Controversy concerning the issue addressed in Missouri v. Holland has recurred throughout our history, but, each time, the controversy has revolved around the first proposition. That Congress has the power to implement any obligations undertaken under valid treaties has not been seriously questioned – until recently. In recent articles, critics of Missouri v. Holland have argued that it is the second holding that should be rejected. In their view, the Constitution permits the making of treaties falling outside Congress’ legislative power under Article I, but denies Congress the power to implement such treaties.
It is easy to see why no one has ever regarded such a regime as plausible: it would contradict one of the Founders’ key convictions – that the federal government must have the power to assure compliance with its international commitments. Although their particular proposals are untenable in light of the Founders’ design, these critics are on the right track insofar as they identify the second of Missouri v. Holland’s holdings as the potentially problematic one from a federalism perspective. The scope of the actual federalism problem attributable to the holding of Missouri v. Holland, however, is far more limited than they suggest, and does not warrant a complete rethinking of Treaty Power doctrine.

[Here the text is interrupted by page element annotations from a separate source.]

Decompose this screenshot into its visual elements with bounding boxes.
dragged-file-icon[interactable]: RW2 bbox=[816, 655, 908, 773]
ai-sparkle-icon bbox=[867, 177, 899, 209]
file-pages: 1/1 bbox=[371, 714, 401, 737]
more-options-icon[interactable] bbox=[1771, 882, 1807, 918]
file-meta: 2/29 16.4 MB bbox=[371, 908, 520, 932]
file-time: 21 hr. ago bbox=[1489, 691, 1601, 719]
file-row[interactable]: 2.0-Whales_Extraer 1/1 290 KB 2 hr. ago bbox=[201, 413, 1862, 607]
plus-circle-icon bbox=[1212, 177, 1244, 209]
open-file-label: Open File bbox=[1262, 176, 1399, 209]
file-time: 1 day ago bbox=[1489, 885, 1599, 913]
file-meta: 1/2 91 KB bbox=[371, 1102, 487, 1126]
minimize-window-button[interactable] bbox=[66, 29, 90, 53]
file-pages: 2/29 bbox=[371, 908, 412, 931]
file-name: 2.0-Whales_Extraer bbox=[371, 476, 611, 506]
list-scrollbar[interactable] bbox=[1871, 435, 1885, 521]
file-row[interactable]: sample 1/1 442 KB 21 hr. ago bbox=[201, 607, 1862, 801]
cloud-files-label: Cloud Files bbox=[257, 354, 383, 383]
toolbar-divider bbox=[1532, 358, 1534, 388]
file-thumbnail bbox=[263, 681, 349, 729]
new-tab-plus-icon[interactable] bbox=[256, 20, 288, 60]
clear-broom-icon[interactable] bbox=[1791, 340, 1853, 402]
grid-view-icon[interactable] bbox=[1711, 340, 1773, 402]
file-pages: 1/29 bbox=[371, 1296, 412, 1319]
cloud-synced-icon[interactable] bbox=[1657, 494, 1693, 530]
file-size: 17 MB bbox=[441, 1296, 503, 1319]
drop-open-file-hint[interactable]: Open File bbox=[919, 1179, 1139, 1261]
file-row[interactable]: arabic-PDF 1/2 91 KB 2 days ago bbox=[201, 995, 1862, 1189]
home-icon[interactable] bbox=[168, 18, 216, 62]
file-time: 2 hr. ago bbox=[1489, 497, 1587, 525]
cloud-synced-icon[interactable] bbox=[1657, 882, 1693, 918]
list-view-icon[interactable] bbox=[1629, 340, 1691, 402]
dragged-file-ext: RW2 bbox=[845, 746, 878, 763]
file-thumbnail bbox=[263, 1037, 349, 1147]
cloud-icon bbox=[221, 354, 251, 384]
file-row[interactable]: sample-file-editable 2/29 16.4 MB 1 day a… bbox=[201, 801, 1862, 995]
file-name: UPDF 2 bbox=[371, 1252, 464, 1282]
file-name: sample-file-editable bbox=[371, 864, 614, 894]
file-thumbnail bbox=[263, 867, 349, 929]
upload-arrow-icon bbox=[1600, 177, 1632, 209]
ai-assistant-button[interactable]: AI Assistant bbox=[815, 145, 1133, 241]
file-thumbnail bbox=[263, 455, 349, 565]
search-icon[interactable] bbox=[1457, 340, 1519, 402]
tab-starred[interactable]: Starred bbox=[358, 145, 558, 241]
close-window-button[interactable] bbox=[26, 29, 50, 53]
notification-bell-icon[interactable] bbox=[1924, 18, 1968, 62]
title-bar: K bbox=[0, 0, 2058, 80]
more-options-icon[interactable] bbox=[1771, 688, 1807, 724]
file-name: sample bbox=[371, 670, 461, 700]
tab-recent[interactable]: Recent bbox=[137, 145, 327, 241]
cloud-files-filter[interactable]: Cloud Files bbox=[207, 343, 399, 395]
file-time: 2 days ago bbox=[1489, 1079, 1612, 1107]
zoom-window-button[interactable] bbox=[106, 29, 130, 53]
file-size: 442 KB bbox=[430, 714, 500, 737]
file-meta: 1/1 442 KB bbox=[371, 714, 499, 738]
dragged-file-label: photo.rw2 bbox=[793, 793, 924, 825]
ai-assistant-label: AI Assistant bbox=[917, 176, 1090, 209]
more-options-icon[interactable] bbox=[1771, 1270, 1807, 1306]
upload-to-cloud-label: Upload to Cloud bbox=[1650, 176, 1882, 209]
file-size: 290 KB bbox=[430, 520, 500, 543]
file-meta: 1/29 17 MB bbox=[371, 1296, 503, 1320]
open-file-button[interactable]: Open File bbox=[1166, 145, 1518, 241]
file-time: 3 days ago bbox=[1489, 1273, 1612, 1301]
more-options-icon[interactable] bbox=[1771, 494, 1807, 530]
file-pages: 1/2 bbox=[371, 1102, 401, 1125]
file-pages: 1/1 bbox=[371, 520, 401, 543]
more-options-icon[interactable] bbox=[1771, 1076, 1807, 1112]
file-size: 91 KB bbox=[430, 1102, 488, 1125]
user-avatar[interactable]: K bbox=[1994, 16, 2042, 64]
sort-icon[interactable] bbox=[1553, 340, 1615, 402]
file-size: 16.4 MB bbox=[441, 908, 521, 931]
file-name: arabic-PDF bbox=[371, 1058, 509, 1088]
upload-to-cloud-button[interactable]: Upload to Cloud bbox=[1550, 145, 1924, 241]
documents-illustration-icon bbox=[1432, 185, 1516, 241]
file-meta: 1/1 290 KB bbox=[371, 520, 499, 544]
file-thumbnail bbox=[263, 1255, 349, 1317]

It just requires some tinkering around Missouri v. Holland’s edges. The potential federalism problem concerns only aspirational treaty provisions, which might easily gain Senate consent because they do not appear to require anything in particular, but, under a broad interpretation of Missouri v, Holland, could then be the basis of a broad legislative power on matters falling outside Article I. The solution I propose is to exclude aspirational treaties from the scope of Missouri v. Holland’s second holding. The power to implement treaties under the Necessary and Proper clause is the power to require compliance with treaty obligations. Because aspirational treaty provisions do not impose obligations in any meaningful sense of the term, the clause does not give Congress the power to implement such provisions. If such provisions concern matters otherwise beyond Congress’ legislative powers, the Constitution leaves their implementation to the States.